If I wanted to do the same but instead of a period of every two years, every 10 days then my first two points would be (using the first equation):

Period 1: 1.72 kg/day
Period 2: 1.76 kg/day. 

Now my question is how can I associate a standard deviation to each of the two past values?

I know that the standard deviation equation is:
$\sqrt{\frac{1}{N} \sum (m_i – \hat{m}_i)^2}$

But with my units I don't see how to compute this. Or am I doing this in a wrong way? I think I can also just compute first the mean of the masses, using the second equation ($\sum m_i/N$)i.e.

Mean:
Period 1: 3.43 kg
Period 2: 3.52 kg

and then also estimate the standard deviation

Std:
Period 1: 0.48 kg
Period 2: 0.19 kg

and in the end I just know from the last example that in 2 days the mean for period 1 is 3.43 in two days so in 1 day it will be only half, Period 1: 1.71 kg/day and for Period 2: 1.76 kg/day and I estimate the standard deviation in the same way. Basically my question is how to use the equation for standard deviation in this case where I'm averaging over time with units rather than number of counts.

Thanks!

Best Answer

The units of the average of a quantity is always the units of the quantity itself. Your mistake is in the way you're interpreting the average.

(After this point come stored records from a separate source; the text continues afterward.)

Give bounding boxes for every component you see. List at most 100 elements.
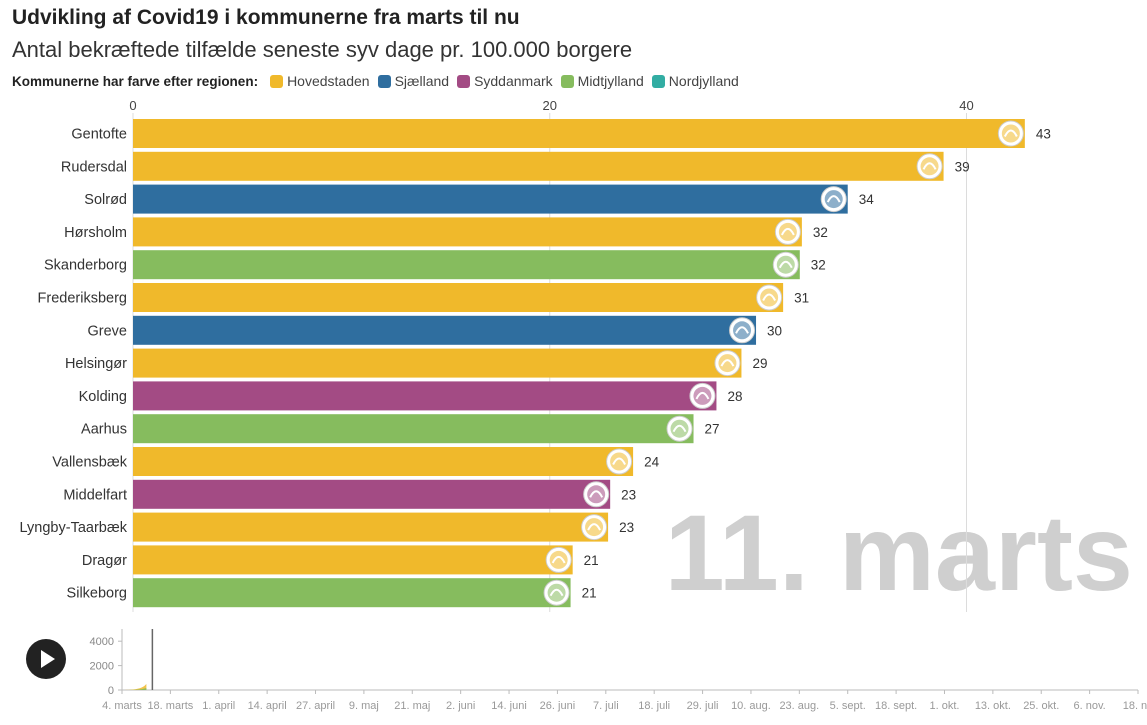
legend-label: Syddanmark (474, 73, 553, 89)
value-label: 34 (859, 192, 875, 207)
value-label: 32 (811, 258, 826, 273)
category-label: Hørsholm (64, 225, 127, 241)
municipality-emblem-icon (689, 382, 716, 409)
value-label: 29 (752, 356, 767, 371)
timeline-date-label: 5. sept. (830, 700, 866, 712)
timeline-date-label: 18. sept. (875, 700, 917, 712)
municipality-emblem-icon (756, 284, 783, 311)
bar[interactable] (133, 348, 742, 378)
timeline-date-label: 1. okt. (929, 700, 959, 712)
legend-swatch (377, 74, 391, 88)
legend-item-hovedstaden[interactable]: Hovedstaden (270, 73, 370, 89)
timeline-date-label: 18. no (1123, 700, 1147, 712)
bar[interactable] (133, 315, 757, 345)
category-label: Silkeborg (67, 586, 127, 602)
chart-subtitle: Antal bekræftede tilfælde seneste syv da… (12, 37, 633, 62)
category-label: Kolding (79, 389, 127, 405)
municipality-emblem-icon (666, 415, 693, 442)
municipality-emblem-icon (545, 546, 572, 573)
timeline-date-label: 14. april (248, 700, 287, 712)
municipality-emblem-icon (583, 481, 610, 508)
timeline-date-label: 18. juli (638, 700, 670, 712)
municipality-emblem-icon (774, 218, 801, 245)
bar[interactable] (133, 250, 800, 280)
bar[interactable] (133, 119, 1025, 148)
bar[interactable] (133, 217, 802, 247)
bar[interactable] (133, 479, 611, 509)
category-label: Skanderborg (44, 258, 127, 274)
bar[interactable] (133, 283, 784, 312)
bar[interactable] (133, 151, 944, 181)
timeline-date-label: 14. juni (491, 700, 526, 712)
value-label: 39 (955, 159, 970, 174)
municipality-emblem-icon (820, 186, 847, 213)
timeline-date-label: 9. maj (349, 700, 379, 712)
legend-item-syddanmark[interactable]: Syddanmark (457, 73, 553, 89)
timeline-date-label: 27. april (296, 700, 335, 712)
timeline-y-tick-label: 4000 (90, 636, 114, 648)
timeline-date-label: 29. juli (687, 700, 719, 712)
municipality-emblem-icon (714, 350, 741, 377)
timeline-date-label: 6. nov. (1074, 700, 1106, 712)
municipality-emblem-icon (772, 251, 799, 278)
legend-title: Kommunerne har farve efter regionen: (12, 73, 259, 89)
municipality-emblem-icon (606, 448, 633, 475)
x-tick-label: 20 (543, 98, 557, 113)
category-label: Aarhus (81, 422, 127, 438)
x-tick-label: 40 (959, 98, 973, 113)
value-label: 30 (767, 323, 782, 338)
value-label: 31 (794, 291, 809, 306)
value-label: 32 (813, 225, 828, 240)
x-tick-label: 0 (129, 98, 136, 113)
value-label: 43 (1036, 127, 1051, 142)
timeline-date-label: 26. juni (540, 700, 575, 712)
category-label: Greve (88, 323, 128, 339)
value-label: 27 (705, 422, 720, 437)
legend-label: Hovedstaden (287, 73, 370, 89)
legend-item-midtjylland[interactable]: Midtjylland (560, 73, 644, 89)
municipality-emblem-icon (543, 579, 570, 606)
date-watermark: 11. marts (665, 492, 1133, 612)
category-label: Vallensbæk (52, 455, 127, 471)
municipality-emblem-icon (997, 120, 1024, 147)
chart-title: Udvikling af Covid19 i kommunerne fra ma… (12, 6, 520, 29)
timeline[interactable]: 0 2000 4000 4. marts 18. marts 1. april 14. ap… (0, 620, 1147, 725)
category-label: Solrød (84, 192, 127, 208)
value-label: 21 (584, 553, 599, 568)
legend: Kommunerne har farve efter regionen: Hov… (12, 71, 747, 91)
municipality-emblem-icon (729, 317, 756, 344)
timeline-date-label: 4. marts (102, 700, 142, 712)
bar[interactable] (133, 447, 634, 476)
category-label: Dragør (82, 553, 127, 569)
municipality-emblem-icon (916, 153, 943, 180)
legend-label: Nordjylland (668, 73, 739, 89)
bar[interactable] (133, 381, 717, 411)
municipality-emblem-icon (581, 514, 608, 541)
legend-label: Sjælland (394, 73, 450, 89)
bar[interactable] (133, 578, 571, 608)
timeline-mini-area (122, 684, 147, 690)
category-label: Gentofte (71, 127, 127, 143)
bar-chart: 11. marts 0 20 40 Gentofte 43 Rudersdal 39 Solrø… (20, 98, 1133, 612)
legend-swatch (560, 74, 574, 88)
timeline-y-tick-label: 0 (108, 685, 114, 697)
legend-item-sjaelland[interactable]: Sjælland (377, 73, 450, 89)
timeline-date-label: 13. okt. (975, 700, 1011, 712)
value-label: 23 (621, 487, 636, 502)
bar[interactable] (133, 545, 573, 575)
bar[interactable] (133, 414, 694, 444)
value-label: 24 (644, 455, 660, 470)
timeline-date-label: 2. juni (446, 700, 475, 712)
value-label: 28 (727, 389, 742, 404)
value-label: 23 (619, 520, 634, 535)
play-icon (41, 650, 55, 668)
bar[interactable] (133, 512, 609, 542)
legend-swatch (651, 74, 665, 88)
timeline-mini-area-secondary (122, 687, 147, 690)
timeline-date-label: 21. maj (394, 700, 430, 712)
play-button[interactable] (26, 639, 66, 679)
legend-item-nordjylland[interactable]: Nordjylland (651, 73, 739, 89)
bar[interactable] (133, 184, 848, 214)
category-label: Lyngby-Taarbæk (20, 520, 128, 536)
category-label: Middelfart (63, 487, 127, 503)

Suppose, we want to take the time-average value of a quantity (say "mass"), which is a function of time, $M(t)$ between times $t_1$ and $t_2.$ The time-average value is $$ \langle M\rangle = \frac{\int_{t_1}^{t_2} M(t) dt}{t2 - t1}. $$ The numerator has units of "mass*time" and the denominator has units of "time". Thus the overall units of the average is "mass".

What you're doing is making the approximation that the mass is constant over a period of two days. If $t2 - t1$ is a period of two days, with a constant value $m$, then the integral becomes $m (t_2 - t_1) / (t_2 - t_1) = m.$ You're still doing the integral above, but it's a piecewise integral of constant values in each of their time windows. That's the approximation you're making.

If we have times $t_0, t_1, t_2, \dots, t_N$ in equally spaced increments with $t_i - t_{i-1} = \delta t$, and approximate $M(t) \approx m_i$ for $t_{i-1} < t \le t_i$ then $$ \begin{split} \langle M\rangle &= \frac{1}{t_N - t_0}\int_{t_0}^{t_N} M(t) dt \\ &\approx \frac{1}{N \delta t} \sum_{i=1}^N m_i \delta t \\ &= \frac{1}{N} \sum_i m_i, \end{split} $$ which is just the sample mean. Likewise,

$$ \begin{split} Var(M) &= \frac{1}{t_N - t_0} \int_{t_0}^{t_N} (M(t) - \langle M \rangle )^2 dt \\ &\approx \frac{1}{N \delta t} \sum_{i=1}^N (m_i - \langle M \rangle)^2 \delta t \\ &= \frac{1}{N} \sum_{i=1}^N (m_i - \langle M \rangle )^2 \end{split} $$ which is just the sample variance.